I believe that your issue is that SQL Server Express is pulling in all available RAM for a Buffer Pool and being slow to release it. See http://support.microsoft.com/kb/321363 for more information. Also, IIS has a default cache of 256MB which you may need to tweak (https://stackoverflow.com/questions/2853135/controlling-asp-net-output-cache-memory-usage). Debug Diagnostics is a great tool for troubleshooting this (ok, probably a sledgehammer).

http://technet.microsoft.com/en-us/library/bb742546.aspx is a pretty decent article to look at. http://social.technet.microsoft.com/forums/en-US/sharepointadmin/thread/706c653a-16b0-4696-85ee-9ae3552a582e points to app pool recycling gone mad as another possible issue.

Larry Smithmier
  • 418
  • 1
  • 4
  • 7
1

Use Perfmon's "Process" counter to see the individual attributes of the w3wp.exe process. How much of the CPU time for the worker process is kernel time? High kernel times could be indicative of paging, but you say you're not convinced. Other possibilities are duff drivers.
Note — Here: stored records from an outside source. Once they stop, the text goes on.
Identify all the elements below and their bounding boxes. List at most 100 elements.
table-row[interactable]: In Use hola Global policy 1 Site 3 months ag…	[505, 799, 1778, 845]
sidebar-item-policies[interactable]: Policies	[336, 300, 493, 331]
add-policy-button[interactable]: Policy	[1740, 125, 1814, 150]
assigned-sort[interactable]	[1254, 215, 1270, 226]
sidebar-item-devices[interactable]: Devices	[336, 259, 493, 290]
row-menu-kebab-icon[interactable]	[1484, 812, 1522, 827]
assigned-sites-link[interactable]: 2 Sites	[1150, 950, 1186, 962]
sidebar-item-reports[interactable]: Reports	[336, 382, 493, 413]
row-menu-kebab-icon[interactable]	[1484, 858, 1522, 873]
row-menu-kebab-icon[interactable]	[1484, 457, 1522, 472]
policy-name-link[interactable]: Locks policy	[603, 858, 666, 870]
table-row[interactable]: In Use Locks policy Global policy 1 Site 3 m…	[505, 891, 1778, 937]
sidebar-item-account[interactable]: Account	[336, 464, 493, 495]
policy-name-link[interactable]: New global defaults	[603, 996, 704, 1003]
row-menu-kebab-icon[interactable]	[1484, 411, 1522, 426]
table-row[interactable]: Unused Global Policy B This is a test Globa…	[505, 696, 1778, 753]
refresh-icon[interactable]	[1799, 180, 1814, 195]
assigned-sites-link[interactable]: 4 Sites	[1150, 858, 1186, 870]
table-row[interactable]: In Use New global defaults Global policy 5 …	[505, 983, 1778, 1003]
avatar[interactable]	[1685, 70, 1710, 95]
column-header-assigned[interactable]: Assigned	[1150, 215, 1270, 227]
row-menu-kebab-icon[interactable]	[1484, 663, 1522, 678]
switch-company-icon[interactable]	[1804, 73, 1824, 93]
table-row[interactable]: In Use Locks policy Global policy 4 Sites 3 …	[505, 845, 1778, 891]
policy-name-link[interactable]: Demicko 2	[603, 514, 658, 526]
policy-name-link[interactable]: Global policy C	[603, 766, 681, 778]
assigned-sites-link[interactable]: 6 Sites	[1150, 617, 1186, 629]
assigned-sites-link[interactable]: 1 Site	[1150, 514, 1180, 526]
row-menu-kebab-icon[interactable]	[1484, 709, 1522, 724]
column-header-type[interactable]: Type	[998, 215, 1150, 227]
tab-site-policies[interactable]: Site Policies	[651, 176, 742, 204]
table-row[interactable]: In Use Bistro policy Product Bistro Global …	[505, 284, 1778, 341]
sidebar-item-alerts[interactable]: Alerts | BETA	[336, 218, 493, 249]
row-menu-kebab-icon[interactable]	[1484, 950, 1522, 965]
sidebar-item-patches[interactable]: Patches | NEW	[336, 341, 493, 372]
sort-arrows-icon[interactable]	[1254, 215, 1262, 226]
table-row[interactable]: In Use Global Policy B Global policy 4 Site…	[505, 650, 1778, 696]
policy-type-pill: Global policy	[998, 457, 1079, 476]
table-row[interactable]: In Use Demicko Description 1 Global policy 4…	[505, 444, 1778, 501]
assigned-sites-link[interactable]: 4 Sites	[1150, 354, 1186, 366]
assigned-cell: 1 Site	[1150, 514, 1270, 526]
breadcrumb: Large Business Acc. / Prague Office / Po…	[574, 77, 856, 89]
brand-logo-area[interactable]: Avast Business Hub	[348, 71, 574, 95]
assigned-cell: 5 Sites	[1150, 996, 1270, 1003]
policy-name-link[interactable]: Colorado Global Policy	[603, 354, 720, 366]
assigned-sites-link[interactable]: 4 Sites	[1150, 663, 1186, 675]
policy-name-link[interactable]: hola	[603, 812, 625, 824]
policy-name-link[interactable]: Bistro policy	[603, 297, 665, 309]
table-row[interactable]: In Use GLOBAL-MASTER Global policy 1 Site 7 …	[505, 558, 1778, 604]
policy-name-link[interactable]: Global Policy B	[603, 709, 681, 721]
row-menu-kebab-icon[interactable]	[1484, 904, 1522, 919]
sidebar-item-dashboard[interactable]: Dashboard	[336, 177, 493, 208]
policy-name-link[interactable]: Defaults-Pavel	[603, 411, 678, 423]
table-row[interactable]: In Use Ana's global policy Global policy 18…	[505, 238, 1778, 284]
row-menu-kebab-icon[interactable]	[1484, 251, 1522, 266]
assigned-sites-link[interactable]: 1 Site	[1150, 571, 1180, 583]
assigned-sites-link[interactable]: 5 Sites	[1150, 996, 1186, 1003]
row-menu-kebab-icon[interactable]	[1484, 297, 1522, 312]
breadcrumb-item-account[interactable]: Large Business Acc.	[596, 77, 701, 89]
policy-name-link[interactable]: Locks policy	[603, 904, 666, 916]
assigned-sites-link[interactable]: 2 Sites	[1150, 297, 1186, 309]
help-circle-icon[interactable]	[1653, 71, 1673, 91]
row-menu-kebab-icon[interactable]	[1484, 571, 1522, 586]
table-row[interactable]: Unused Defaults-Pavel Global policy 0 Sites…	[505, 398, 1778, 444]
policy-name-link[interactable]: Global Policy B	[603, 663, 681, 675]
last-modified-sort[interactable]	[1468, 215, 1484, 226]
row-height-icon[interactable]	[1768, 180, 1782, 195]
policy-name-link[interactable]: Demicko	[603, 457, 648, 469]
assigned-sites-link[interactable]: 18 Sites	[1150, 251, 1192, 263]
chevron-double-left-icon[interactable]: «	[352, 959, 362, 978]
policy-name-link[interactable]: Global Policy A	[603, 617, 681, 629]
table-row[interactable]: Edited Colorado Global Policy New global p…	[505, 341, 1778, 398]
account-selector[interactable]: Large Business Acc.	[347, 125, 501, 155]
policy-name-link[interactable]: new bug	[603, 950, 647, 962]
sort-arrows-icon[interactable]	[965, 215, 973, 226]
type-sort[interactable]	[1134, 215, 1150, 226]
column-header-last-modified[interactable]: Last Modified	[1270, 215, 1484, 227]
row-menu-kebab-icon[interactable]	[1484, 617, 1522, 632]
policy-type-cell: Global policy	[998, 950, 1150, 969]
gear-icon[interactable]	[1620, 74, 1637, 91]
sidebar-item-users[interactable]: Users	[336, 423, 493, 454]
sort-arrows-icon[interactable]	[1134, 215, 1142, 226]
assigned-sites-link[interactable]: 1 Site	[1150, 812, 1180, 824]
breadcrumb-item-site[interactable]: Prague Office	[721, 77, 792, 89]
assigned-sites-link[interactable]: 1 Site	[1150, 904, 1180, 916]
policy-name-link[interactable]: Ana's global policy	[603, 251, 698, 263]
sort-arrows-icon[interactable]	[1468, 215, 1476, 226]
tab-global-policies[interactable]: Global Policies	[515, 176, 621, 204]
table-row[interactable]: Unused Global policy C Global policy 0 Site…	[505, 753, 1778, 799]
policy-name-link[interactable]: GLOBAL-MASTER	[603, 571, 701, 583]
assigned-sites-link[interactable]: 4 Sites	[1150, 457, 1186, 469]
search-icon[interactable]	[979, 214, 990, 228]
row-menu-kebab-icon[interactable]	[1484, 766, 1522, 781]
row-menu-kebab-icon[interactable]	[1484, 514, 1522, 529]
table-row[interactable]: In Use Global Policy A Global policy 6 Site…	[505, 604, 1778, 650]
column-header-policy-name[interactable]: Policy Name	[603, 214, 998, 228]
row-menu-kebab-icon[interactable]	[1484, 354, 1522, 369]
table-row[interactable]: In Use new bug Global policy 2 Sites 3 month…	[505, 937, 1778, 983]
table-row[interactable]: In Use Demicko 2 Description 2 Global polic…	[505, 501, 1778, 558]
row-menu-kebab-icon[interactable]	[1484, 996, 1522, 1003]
The worker process has 23 threads active, which is good, but what are they doing? Try SysInternals' ProcessExplorer to dig around a bit more; you can also see what TCP/IP connections are in play. I haven't used SQL Express, but does it have memory tuning parameters, like its big brother. Is SQL starving IIS of memory, causing excessive paging?

Simon Catlin
  • 5,222
  • 3
  • 16
  • 20
  • Let's see if I'm doing this right... I added the %processor time, and %user time counters, both for w3wp process, and they both match each other perfectly all the time. Does that mean there's no kernel time, or am I looking at this the wrong way? (sorry, i'm a newbie at this) – Daniel Magliola Oct 29 '10 at 11:10
-1

It might not be totally related, but verify if you are using NOLOCK in your queries. It might help in the case of the SQL timeouts.